Blue Zoo’s “No More Stuff” – Interview
Working away year long like elves in Santa’s workshop the animators at Blue Zoo are no strangers to creating charming short films as part of the studios in house shorts program, an ongoing effort to afford their animators room for creative expression between commercial work.
Last years More Stuff was a festive fist in the face of frivolity lampooning the excess of Christmas and introducing the world to a cast of cheeky elves who sung, danced and giggled their way through a catchy musical number, taking a pop at consumer excess in the process. The lively short was notable for the extraordinary rigs and lighting that the cartoony characters were enlivened by. This year directors Simone Giampaolo and Joe Kinch and the cheeky cast return in the sequel No More Stuff and are pitted against a vengeful Santa Claus in a short that evokes the classic Christmas tradition of movie watching with blockbuster films reimagined with a not so jolly antagonist and a seasonal feel.
The film has screened at festivals worldwide and garnered an award or two for the company, we spoke to Producer and Blue Zoo co-founder Tom Box about their latest short, short No More Stuff.
The first short was a seasonal bash at consumerism, where did that idea germinate?
At the time my daughter was obsession with Frozen, so I had animated musicals firmly lodged deep into my cranium.

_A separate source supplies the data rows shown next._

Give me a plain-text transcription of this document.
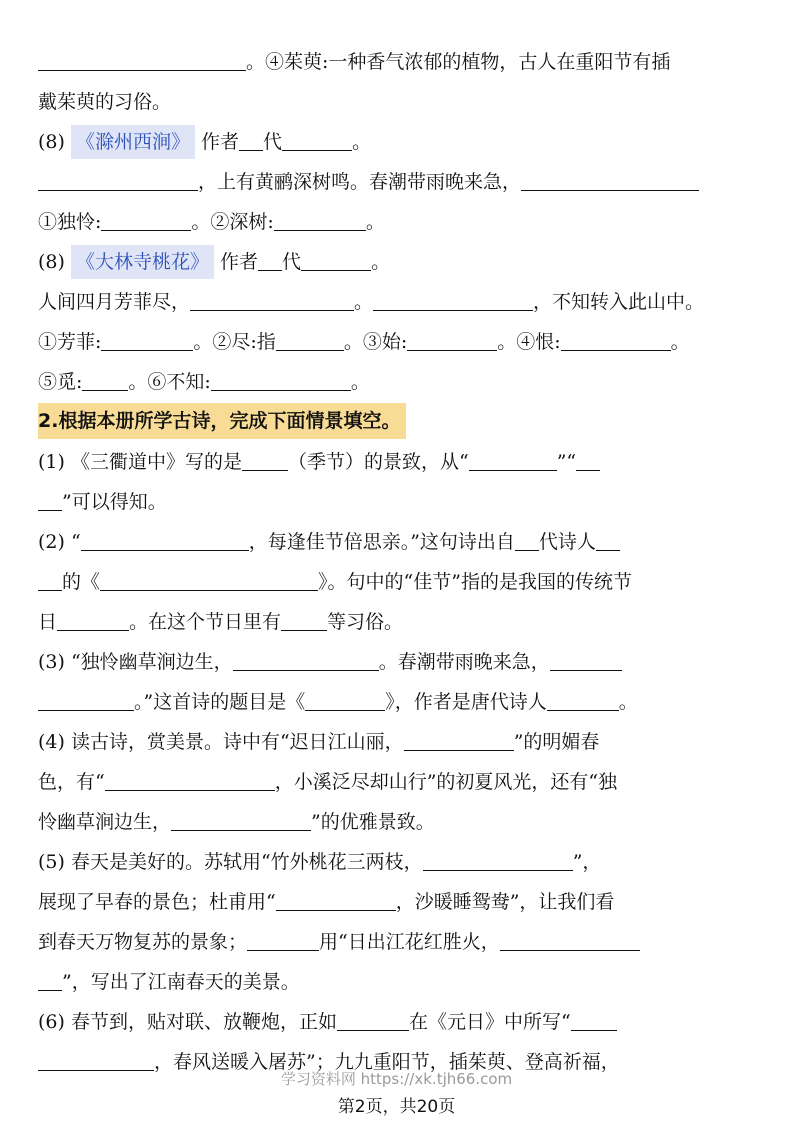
。④茱萸:一种香气浓郁的植物，古人在重阳节有插
戴茱萸的习俗。
(8) 《滁州西涧》 作者 代	。
，上有黄鹂深树鸣。春潮带雨晚来急，
①独怜:	。②深树:	。
(8) 《大林寺桃花》 作者 代	。
人间四月芳菲尽，	。	，不知转入此山中。
①芳菲:	。②尽:指	。③始:	。④恨:	。
⑤觅: 。⑥不知:	。
2.根据本册所学古诗，完成下面情景填空。
(1) 《三衢道中》写的是 （季节）的景致，从“	”“
”可以得知。
(2) “	，每逢佳节倍思亲。”这句诗出自 代诗人
的《	》。句中的“佳节”指的是我国的传统节
日	。在这个节日里有 等习俗。
(3) “独怜幽草涧边生，	。春潮带雨晚来急，
。”这首诗的题目是《	》，作者是唐代诗人	。
(4) 读古诗，赏美景。诗中有“迟日江山丽，	”的明媚春
色，有“	，小溪泛尽却山行”的初夏风光，还有“独
怜幽草涧边生，	”的优雅景致。
(5) 春天是美好的。苏轼用“竹外桃花三两枝，	”，
展现了早春的景色；杜甫用“	，沙暖睡鸳鸯”，让我们看
到春天万物复苏的景象；	用“日出江花红胜火，
”，写出了江南春天的美景。
(6) 春节到，贴对联、放鞭炮，正如	在《元日》中所写“
，春风送暖入屠苏”；九九重阳节，插茱萸、登高祈福，
学习资料网 https://xk.tjh66.com
第2页，共20页
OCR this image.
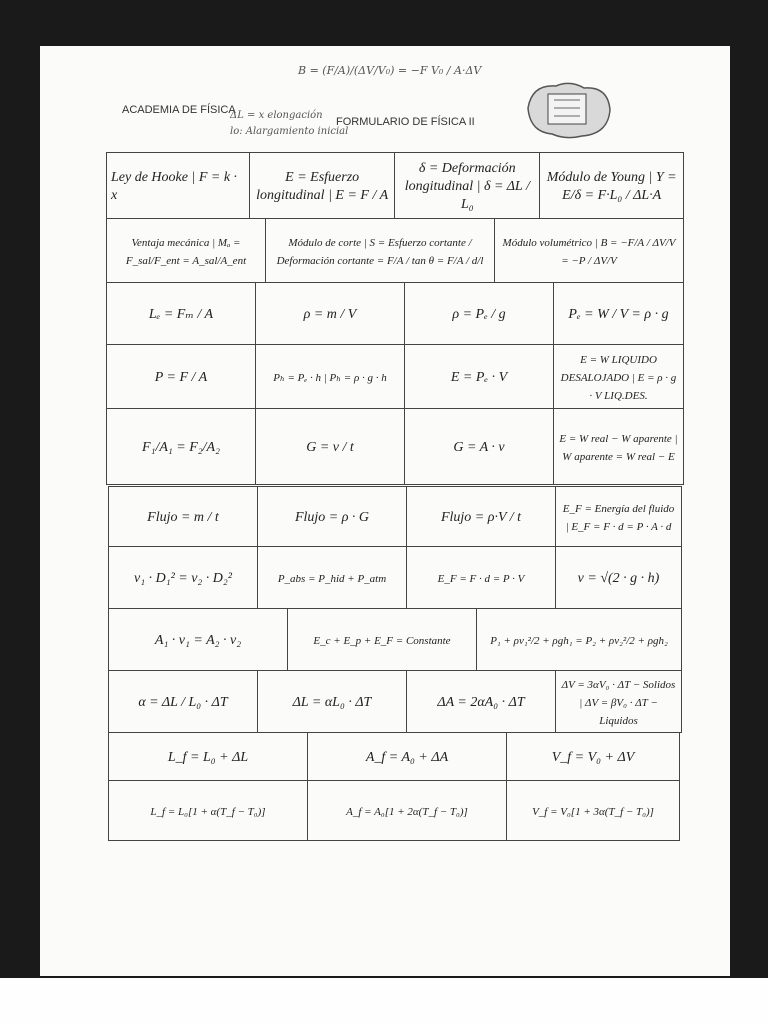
ACADEMIA DE FÍSICA
FORMULARIO DE FÍSICA II
B = (F/A)/(ΔV/V₀) = −F V₀ / A·ΔV
ΔL = x elongación
lo: Alargamiento inicial
Ley de Hooke | F = k · x	E = Esfuerzo longitudinal | E = F / A	δ = Deformación longitudinal | δ = ΔL / L₀	Módulo de Young | Y = E/δ = F·L₀ / ΔL·A
Ventaja mecánica | Mₐ = F_sal/F_ent = A_sal/A_ent	Módulo de corte | S = Esfuerzo cortante / Deformación cortante = F/A / tan θ = F/A / d/l	Módulo volumétrico | B = −F/A / ΔV/V = −P / ΔV/V
Lₑ = Fₘ / A	ρ = m / V	ρ = Pₑ / g	Pₑ = W / V = ρ · g
P = F / A	Pₕ = Pₑ · h | Pₕ = ρ · g · h	E = Pₑ · V	E = W LIQUIDO DESALOJADO | E = ρ · g · V LIQ.DES.
F₁/A₁ = F₂/A₂	G = v / t	G = A · v	E = W real − W aparente | W aparente = W real − E
Flujo = m / t	Flujo = ρ · G	Flujo = ρ·V / t	E_F = Energía del fluido | E_F = F · d = P · A · d
v₁ · D₁² = v₂ · D₂²	P_abs = P_hid + P_atm	E_F = F · d = P · V	v = √(2 · g · h)
A₁ · v₁ = A₂ · v₂	E_c + E_p + E_F = Constante	P₁ + ρv₁²/2 + ρgh₁ = P₂ + ρv₂²/2 + ρgh₂
α = ΔL / L₀ · ΔT	ΔL = αL₀ · ΔT	ΔA = 2αA₀ · ΔT	ΔV = 3αV₀ · ΔT − Solidos | ΔV = βV₀ · ΔT − Liquidos
L_f = L₀ + ΔL	A_f = A₀ + ΔA	V_f = V₀ + ΔV
L_f = L₀[1 + α(T_f − T₀)]	A_f = A₀[1 + 2α(T_f − T₀)]	V_f = V₀[1 + 3α(T_f − T₀)]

So I thought it would be fun to do something along those lines, then in a similar vein, having kids you’re very aware of the plethora of tat you are nagged to buy on a daily basis – so the brief to our artists kind of came out of that, plus we thought it would be a silly bit of fun to do.

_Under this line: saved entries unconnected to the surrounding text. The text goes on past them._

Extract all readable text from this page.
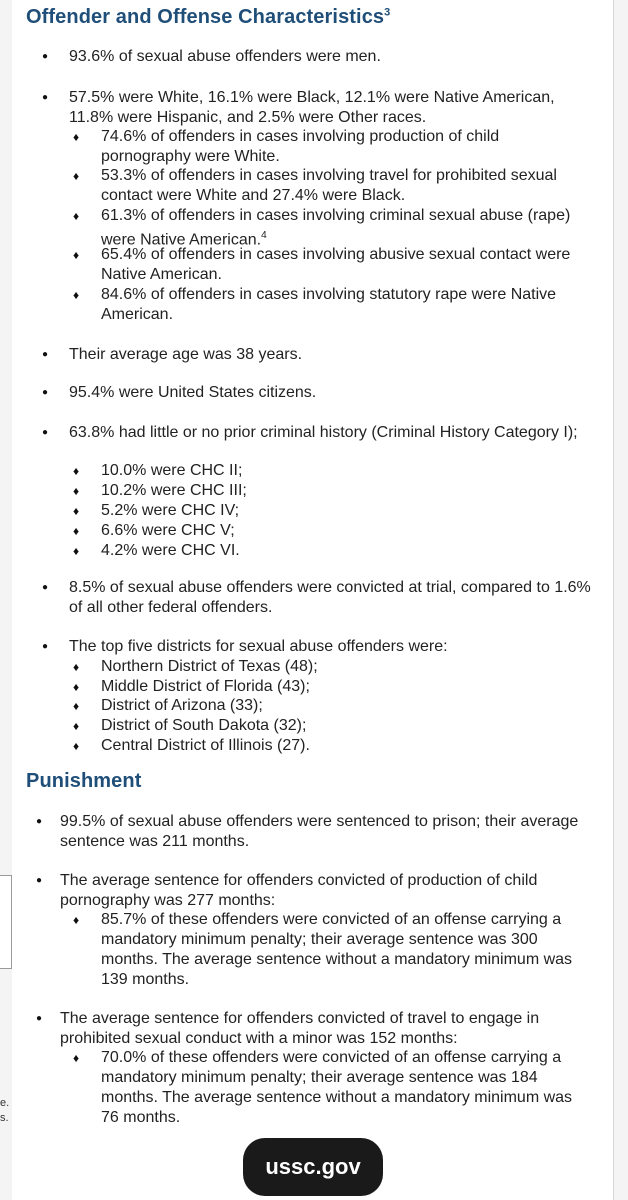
e.
s.
Offender and Offense Characteristics$^3$
● 93.6% of sexual abuse offenders were men.
● 57.5% were White, 16.1% were Black, 12.1% were Native American, 11.8% were Hispanic, and 2.5% were Other races.
♦ 74.6% of offenders in cases involving production of child pornography were White.
♦ 53.3% of offenders in cases involving travel for prohibited sexual contact were White and 27.4% were Black.
♦ 61.3% of offenders in cases involving criminal sexual abuse (rape) were Native American.$^4$
♦ 65.4% of offenders in cases involving abusive sexual contact were Native American.
♦ 84.6% of offenders in cases involving statutory rape were Native American.
● Their average age was 38 years.
● 95.4% were United States citizens.
● 63.8% had little or no prior criminal history (Criminal History Category I);
♦ 10.0% were CHC II;
♦ 10.2% were CHC III;
♦ 5.2% were CHC IV;
♦ 6.6% were CHC V;
♦ 4.2% were CHC VI.
● 8.5% of sexual abuse offenders were convicted at trial, compared to 1.6% of all other federal offenders.
● The top five districts for sexual abuse offenders were:
♦ Northern District of Texas (48);
♦ Middle District of Florida (43);
♦ District of Arizona (33);
♦ District of South Dakota (32);
♦ Central District of Illinois (27).
Punishment
● 99.5% of sexual abuse offenders were sentenced to prison; their average sentence was 211 months.
● The average sentence for offenders convicted of production of child pornography was 277 months:
♦ 85.7% of these offenders were convicted of an offense carrying a mandatory minimum penalty; their average sentence was 300 months. The average sentence without a mandatory minimum was 139 months.
● The average sentence for offenders convicted of travel to engage in prohibited sexual conduct with a minor was 152 months:
♦ 70.0% of these offenders were convicted of an offense carrying a mandatory minimum penalty; their average sentence was 184 months. The average sentence without a mandatory minimum was 76 months.
ussc.gov
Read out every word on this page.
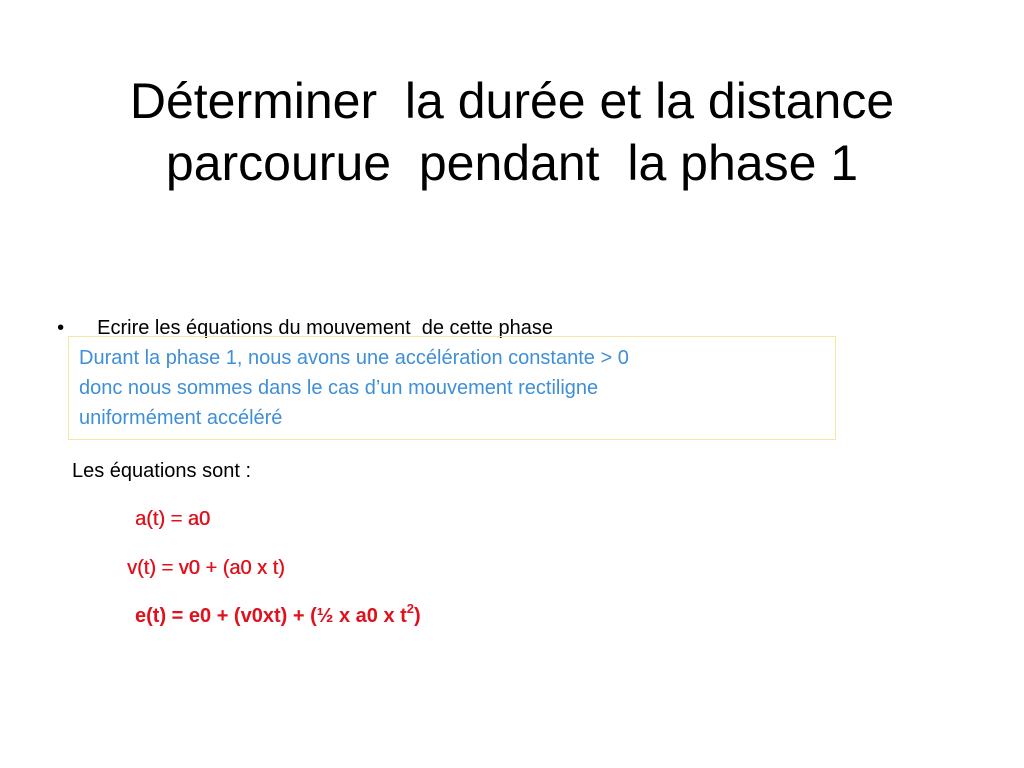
Déterminer  la durée et la distance
parcourue  pendant  la phase 1

• Ecrire les équations du mouvement  de cette phase

Durant la phase 1, nous avons une accélération constante > 0
donc nous sommes dans le cas d’un mouvement rectiligne
uniformément accéléré
Les équations sont :
a(t) = a0
v(t) = v0 + (a0 x t)
e(t) = e0 + (v0xt) + (½ x a0 x $t^2$)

How have you found the reaction to the first short?
More Stuff was such fun to make, and I think you can see that when you watch it – so when it was received well online, it was the cherry on the cake – it seemed to touch on a subject a lot of people could relate to! Since last year it’s won a few industry awards and the directors Simone & Joe have been able to attend to international film festivals with it, and fly the Blue Zoo flag!

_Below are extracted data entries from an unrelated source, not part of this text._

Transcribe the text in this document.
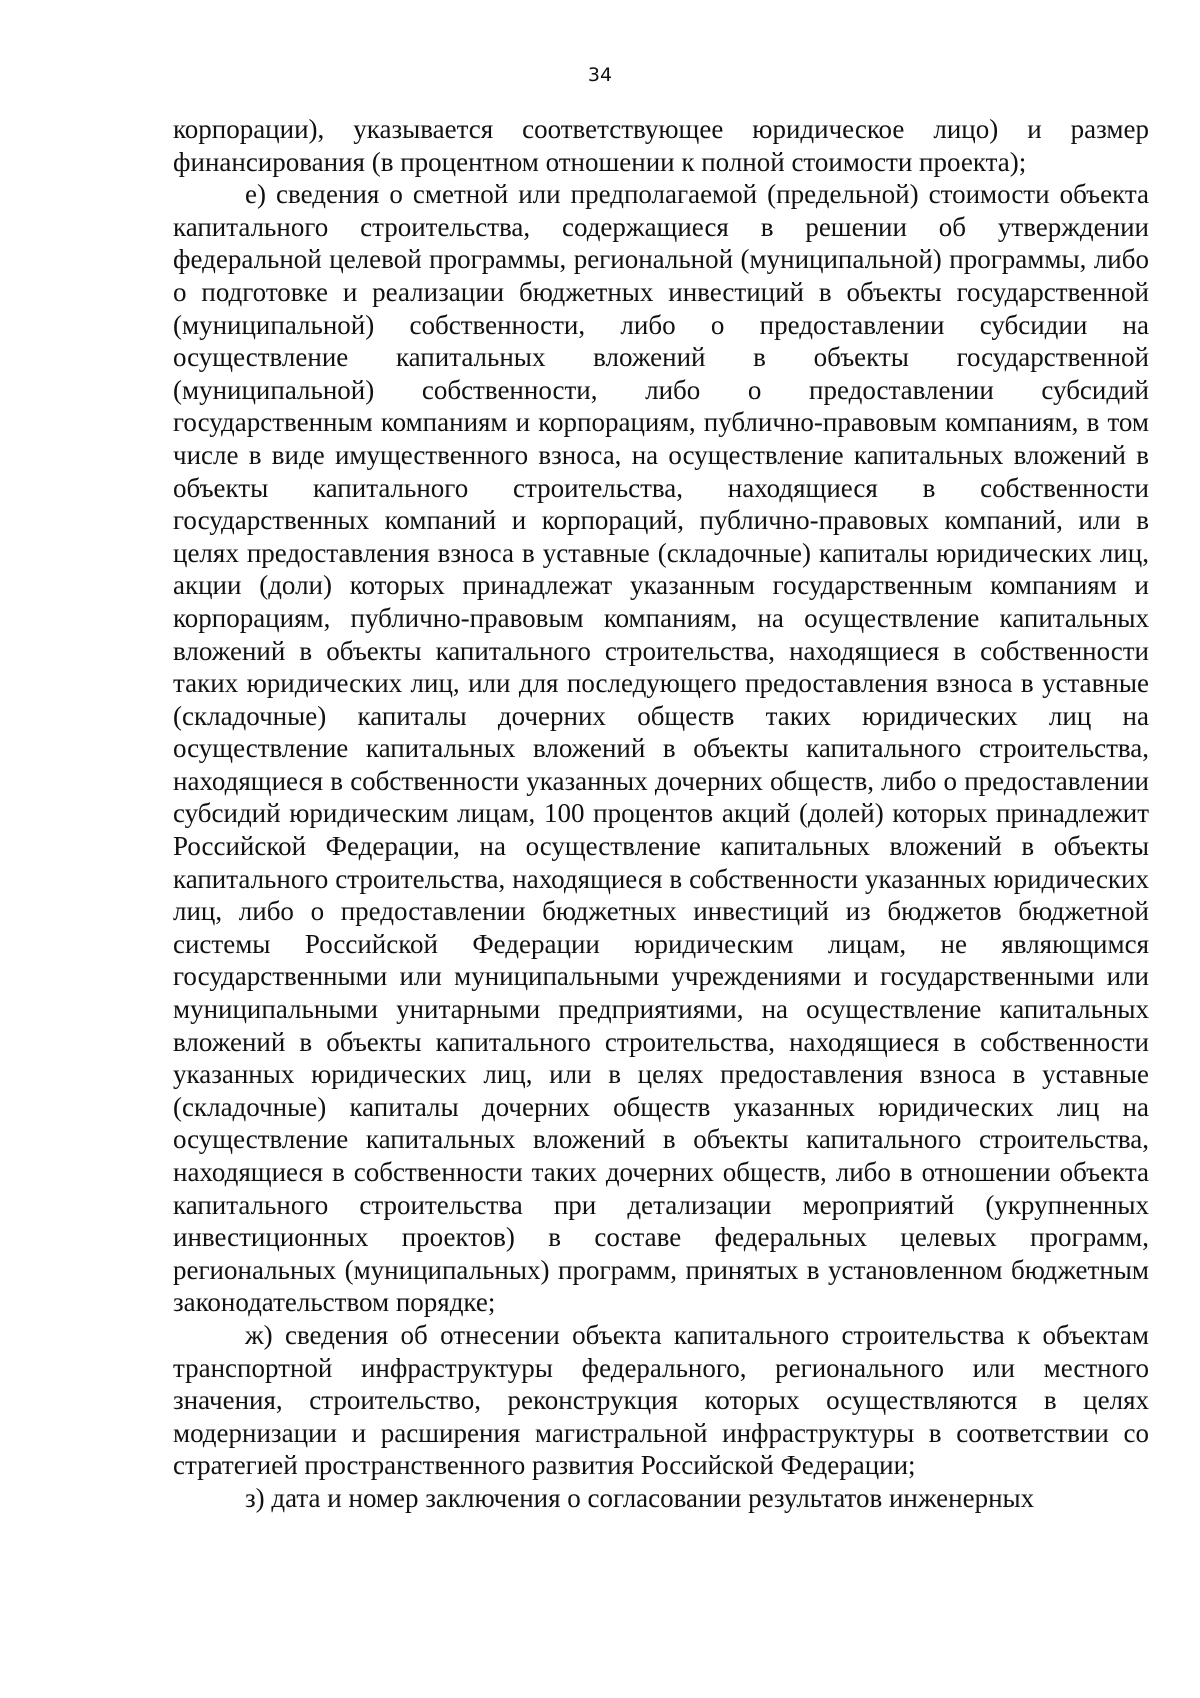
34

корпорации), указывается соответствующее юридическое лицо) и размер финансирования (в процентном отношении к полной стоимости проекта);

е) сведения о сметной или предполагаемой (предельной) стоимости объекта капитального строительства, содержащиеся в решении об утверждении федеральной целевой программы, региональной (муниципальной) программы, либо о подготовке и реализации бюджетных инвестиций в объекты государственной (муниципальной) собственности, либо о предоставлении субсидии на осуществление капитальных вложений в объекты государственной (муниципальной) собственности, либо о предоставлении субсидий государственным компаниям и корпорациям, публично-правовым компаниям, в том числе в виде имущественного взноса, на осуществление капитальных вложений в объекты капитального строительства, находящиеся в собственности государственных компаний и корпораций, публично-правовых компаний, или в целях предоставления взноса в уставные (складочные) капиталы юридических лиц, акции (доли) которых принадлежат указанным государственным компаниям и корпорациям, публично-правовым компаниям, на осуществление капитальных вложений в объекты капитального строительства, находящиеся в собственности таких юридических лиц, или для последующего предоставления взноса в уставные (складочные) капиталы дочерних обществ таких юридических лиц на осуществление капитальных вложений в объекты капитального строительства, находящиеся в собственности указанных дочерних обществ, либо о предоставлении субсидий юридическим лицам, 100 процентов акций (долей) которых принадлежит Российской Федерации, на осуществление капитальных вложений в объекты капитального строительства, находящиеся в собственности указанных юридических лиц, либо о предоставлении бюджетных инвестиций из бюджетов бюджетной системы Российской Федерации юридическим лицам, не являющимся государственными или муниципальными учреждениями и государственными или муниципальными унитарными предприятиями, на осуществление капитальных вложений в объекты капитального строительства, находящиеся в собственности указанных юридических лиц, или в целях предоставления взноса в уставные (складочные) капиталы дочерних обществ указанных юридических лиц на осуществление капитальных вложений в объекты капитального строительства, находящиеся в собственности таких дочерних обществ, либо в отношении объекта капитального строительства при детализации мероприятий (укрупненных инвестиционных проектов) в составе федеральных целевых программ, региональных (муниципальных) программ, принятых в установленном бюджетным законодательством порядке;

ж) сведения об отнесении объекта капитального строительства к объектам транспортной инфраструктуры федерального, регионального или местного значения, строительство, реконструкция которых осуществляются в целях модернизации и расширения магистральной инфраструктуры в соответствии со стратегией пространственного развития Российской Федерации;

з) дата и номер заключения о согласовании результатов инженерных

Consumerism was under the microscope in the first film, you’ve gone after pop culture this time around.
At first we weren’t going to make a short this year as we’ve all been working flat out on other projects. But people started to tell us they can’t wait to see what we create this year – so not wanting to disappoint at Christmas, we thought we better get cracking and make something! By this point we only had a matter of weeks to make it, so we thought if we made a parody movie trailer re-using assets from More Stuff, a lot of Blue Zoo artists could all contribute to it without having to worry too much about narrative and continuity – so it was more to fit around creative constraints than anything else! Plus, we get to do an animations with lots of gratuitous explosions.
You’ve been running GIFs online with lots of different films parodied by different artists working at the studio, did the animators at Blue Zoo pitch a scenario each, how did it work?
Directors Simone and Joe came up with a bunch of ideas to get people thinking along the same lines, we didn’t want to do anything too obscure, or anything too cliched (i.e. no bullet time!). From there everyone suggested their own ideas, animators then paired up with lighters to make a few frames of animation. It allowed everyone to get involved, even if they only had a few hours spare around their proper work!
Below: A gallery of Blockbuster TV and Movie Parodies, can you name them all?
Blue Zoos programme of making shorts seems to fit in nicely amongst the TV series and commercial work, how important is it for a studio to flex this creative muscle?
For us it’s massively important, not only does it show a lighter, more playful side of what we do, it spreads our studio’s name far and wide. More Stuff brought us some fantastic projects and clients from across the world which would have never found us otherwise. It also allows us to test new technology, with More Stuff it was using GPU rendering which we’ve now implemented across all of our TV series work to massivly boost the quality of our output. Then with No More Stuff we rendered it in the cloud, so now we have unlimited render power on tap!